Quadratic Residues

Date: 03/19/2004 at 01:02:09
From: Jeanne
Subject: quadratic residues

I don't fully understand the concept of quadratic residues.  Here's 
what I do understand.  Given x^2==a(mod p), 'a' is a quadratic 
residue if there exists a solution to the congruence.  If 'a' does not 
give a solution, a is a non-residue.  

Furthermore, given the theorem: Let p be an odd prime.  There are
exactly (p - 1)/2 incongruent quadratic residues of p and exactly 
(p - 1)/2 quadratic nonresidues of p.  Can you provide an example that
helps explain this concept?  My book doesn't give any examples.

Date: 03/19/2004 at 02:57:18
From: Doctor Jacques
Subject: Re: quadratic residues

Hi Jeanne,

The quadratic residues modulo n are simply the squares modulo n. 
(Note: this is a concept of modular arithmetic, so I'll not write 
"mod n" or "mod p" after each line--consider this as implicit).

For example, for n = 15 (n need not be a prime), the elements of Z_15 
(the residue classes modulo 15) are 0, 1, ... 14.  If we look at the 
squares of these elements, we get the table:

  x  |  0  1  2  3  4  5  6  7  8  9 10 11 12 13 14
 ----+---------------------------------------------
 x^2 |  0  1  4  9  1 10  6  4  4  6 10  1  9  4  1

(For example, in the 6th column, we have 5^2 = 25 = 10 (mod 15)).

The elements in the second row are the squares modulo 15: {0, 1, 4, 
6, 9, and 10}; these numbers are called quadratic residues (mod 15), 
because, if q is one of these numbers, the equation:

  x^2 = q (mod 15)

has at least one solution (to find solutions, look for q in the second 
row; the solutions are the corresponding numbers in the first row).  
For example, q = 4 is a quadratic residue, since 4 appears in the 
second row of the table.  The solutions of the equation x^4 = 4 are 
the numbers in the first row above the 4's in the second row, in this 
case 2, 7, 8, and 13 (note that this second-degree equation has more 
than 2 solutions--this is because 15 is not prime).

On the other hand, 7 is not a quadratic residue modulo 15, since it 
does not appear in the second row of the table; there is no number x 
such that x^2 = 7 (mod 15).

Modulo 10, the quadratic residues are {0, 1, 4, 5, 6, 9}.  These are 
the only possible unit digits for a perfect square.

As (-x)^2 = x^2, the table has left-to-right symmetry; the residues 
in the right half are the same as those in the left half.  This 
already shows that there cannot be more than n/2 residues.

If n = p is prime, however, we can say more. Let us look at a specific 
example, p = 7:

  x   |  0  1  2  3  4  5  6
 -----+---------------------
  x^2 |  0  1  4  2  2  4  1

We see that the residues are 0, 1, 2, and 4 (0 is sometimes excluded 
from the list as a special case). If p is prime, the equation:

  x^2 = a   (mod p)

cannot have more than 2 solutions.  Indeed, if x0 is one solution, we 
have:

               x^2 = x0^2     (mod p)
      (x^2 - x0^2) = 0        (mod p)
  (x - x0)(x + x0) = 0        (mod p)

The last line shows that p divides the product (x - x0)(x + x0).  *As
p is prime*, it must divide one of the factors, i.e., we must have
either p | (x - x0) - which means x = x0, or p | (x + x0), which means
x = -x0.  This shows that we can have at most two solutions, x0 and
-x0.  If p > 2 and x is not 0, x0 and -x0 are different (mod p).  In
that case, either we have no solution at all (a is a non-residue), or
we have exactly two solutions (a is a residue).

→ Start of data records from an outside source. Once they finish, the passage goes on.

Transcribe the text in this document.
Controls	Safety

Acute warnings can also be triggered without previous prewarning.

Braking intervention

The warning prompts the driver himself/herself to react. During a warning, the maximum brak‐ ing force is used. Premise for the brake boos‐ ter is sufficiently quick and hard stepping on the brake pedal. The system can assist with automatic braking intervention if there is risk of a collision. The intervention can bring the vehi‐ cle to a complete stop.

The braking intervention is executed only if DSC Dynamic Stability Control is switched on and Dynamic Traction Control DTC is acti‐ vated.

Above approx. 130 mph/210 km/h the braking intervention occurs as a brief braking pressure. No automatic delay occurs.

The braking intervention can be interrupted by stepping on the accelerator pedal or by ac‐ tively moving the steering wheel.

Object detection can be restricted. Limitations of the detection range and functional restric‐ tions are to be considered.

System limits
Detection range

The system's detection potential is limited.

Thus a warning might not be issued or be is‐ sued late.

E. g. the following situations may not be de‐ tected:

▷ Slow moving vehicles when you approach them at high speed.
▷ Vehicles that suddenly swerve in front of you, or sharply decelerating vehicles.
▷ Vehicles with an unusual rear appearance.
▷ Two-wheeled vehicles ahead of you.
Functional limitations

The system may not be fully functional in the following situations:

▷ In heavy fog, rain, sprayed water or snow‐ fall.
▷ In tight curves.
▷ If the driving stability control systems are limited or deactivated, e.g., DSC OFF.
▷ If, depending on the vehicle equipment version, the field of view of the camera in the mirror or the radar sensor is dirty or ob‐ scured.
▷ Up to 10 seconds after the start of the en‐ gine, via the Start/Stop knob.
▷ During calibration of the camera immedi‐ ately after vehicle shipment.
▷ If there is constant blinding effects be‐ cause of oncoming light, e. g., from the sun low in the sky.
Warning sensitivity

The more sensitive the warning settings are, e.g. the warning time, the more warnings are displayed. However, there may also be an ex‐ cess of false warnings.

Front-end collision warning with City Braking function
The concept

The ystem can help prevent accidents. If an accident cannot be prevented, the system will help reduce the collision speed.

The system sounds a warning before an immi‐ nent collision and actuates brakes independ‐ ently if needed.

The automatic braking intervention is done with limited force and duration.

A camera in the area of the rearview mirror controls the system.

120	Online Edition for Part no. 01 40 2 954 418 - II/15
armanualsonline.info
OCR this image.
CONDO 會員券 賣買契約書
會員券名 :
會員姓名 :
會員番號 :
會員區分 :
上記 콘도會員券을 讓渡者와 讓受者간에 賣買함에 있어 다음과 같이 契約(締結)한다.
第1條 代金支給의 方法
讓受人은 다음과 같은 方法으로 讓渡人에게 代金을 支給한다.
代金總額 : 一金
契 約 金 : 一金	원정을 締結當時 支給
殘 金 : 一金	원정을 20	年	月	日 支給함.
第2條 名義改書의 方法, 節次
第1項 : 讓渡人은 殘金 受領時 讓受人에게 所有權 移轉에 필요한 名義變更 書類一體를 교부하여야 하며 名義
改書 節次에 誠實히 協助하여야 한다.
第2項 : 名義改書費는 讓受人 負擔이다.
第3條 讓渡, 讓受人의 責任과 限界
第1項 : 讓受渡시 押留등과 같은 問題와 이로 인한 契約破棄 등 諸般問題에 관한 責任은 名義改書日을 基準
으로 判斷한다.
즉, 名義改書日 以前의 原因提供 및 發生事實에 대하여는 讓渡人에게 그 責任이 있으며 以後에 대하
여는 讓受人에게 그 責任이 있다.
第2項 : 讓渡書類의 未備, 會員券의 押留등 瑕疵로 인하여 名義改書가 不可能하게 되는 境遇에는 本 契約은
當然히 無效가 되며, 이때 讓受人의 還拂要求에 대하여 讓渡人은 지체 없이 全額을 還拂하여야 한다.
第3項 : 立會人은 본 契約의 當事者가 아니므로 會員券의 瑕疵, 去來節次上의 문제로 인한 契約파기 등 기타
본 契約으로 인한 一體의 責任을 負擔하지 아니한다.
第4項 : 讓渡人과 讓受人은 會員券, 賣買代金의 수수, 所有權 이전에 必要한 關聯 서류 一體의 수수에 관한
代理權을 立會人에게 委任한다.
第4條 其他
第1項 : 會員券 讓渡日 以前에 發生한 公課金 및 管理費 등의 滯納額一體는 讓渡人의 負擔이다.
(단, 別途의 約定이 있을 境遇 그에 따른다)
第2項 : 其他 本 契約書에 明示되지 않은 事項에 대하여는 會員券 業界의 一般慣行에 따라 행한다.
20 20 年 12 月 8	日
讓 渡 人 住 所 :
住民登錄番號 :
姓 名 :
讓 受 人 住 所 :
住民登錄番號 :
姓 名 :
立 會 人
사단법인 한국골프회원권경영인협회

Note also that x^2 = 0 (mod p) has exactly one solution x = 0 (this 
would not be the case if p were not prime, for example, x^2 = 0 has 3 
solutions modulo 9: 0, 3, 6).

To summarize, if we exclude 0, there are p - 1 columns in the table.
In the second row, each entry is a number between 1 and p - 1, and
appears twice (in symmetrical positions).  This means that half of the 
available numbers [(p - 1)/2] do appear as quadratic residues, and the 
other half do not appear in the second row and are non-residues.

Does this help?  Write back if you'd like to talk about this some 
more, or if you have any other questions.

- Doctor Jacques, The Math Forum
  http://mathforum.org/dr.math/ 

Date: 03/21/2004 at 19:07:27
From: Jeanne
Subject: quadratic residues

This really helped me!  After days of reading my book and trying to 
figure it out, it finally makes sense to me.  Thank you so very, very 
much!!!  I am going to continue in my book with the Law of Quadratic 
Reciprocity, which I'm hoping now will make sense to me.